Even my [extreme hardy] Japanese Maple on my deck where it was located, suddenly dropped all its leaves...

Now I just put it in my GH today.

Is this an indication of its hardiness?
Is this good or bad?



I thought that the most cold hardy figs shed their leaves the soonest but I wonder if the guy you got it from uses a slow release fertilizer (osmocote etc) that may have this impact?  I say this because his varieties (the ones I buy that particular year) always seem to have leaves remaining the latest. Examples, last year malta black, this year dergrossen and a few others I can't recall right now. 

The 3 other  (bigger) different fig specimens I got from Pete; and were

also  located within 2-4 feet to BC101, are currently with zero leaves.... 
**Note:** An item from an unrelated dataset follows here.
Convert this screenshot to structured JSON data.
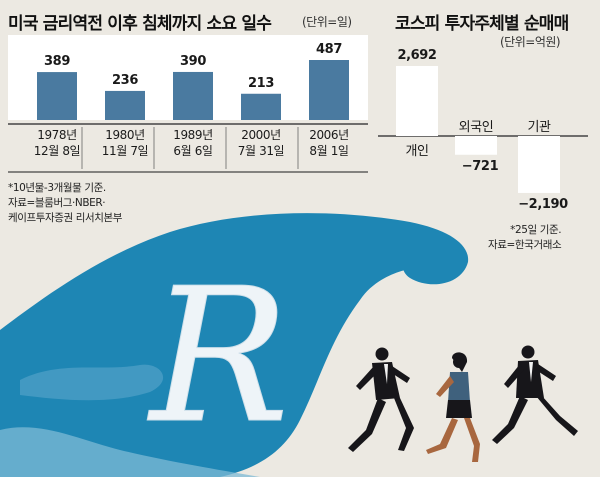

It's probably not a good sign since the vegetative growth will be killed by the next hard/prolonged freeze you get. Chances are it was fertilized late into the season and watered at the same frequency as earlier in the season instead of tapered down so it is actively growing instead of preparing to go dormant. Ed's observation is like my own for the local trees that have grown into large, single trunk trees. They usually go to sleep earlier and emerge with little or no damage. Good luck!

No problem, it went in my little greenhouse and will spend all winter growing bigger there.


This is how it was described by Belleclare:
#101 Miller's English Brown Turkey-Dark purple/brown, red center. 

Update...

Since my last post, my (GH wintered) EBT put up an ~1 foot of new growth!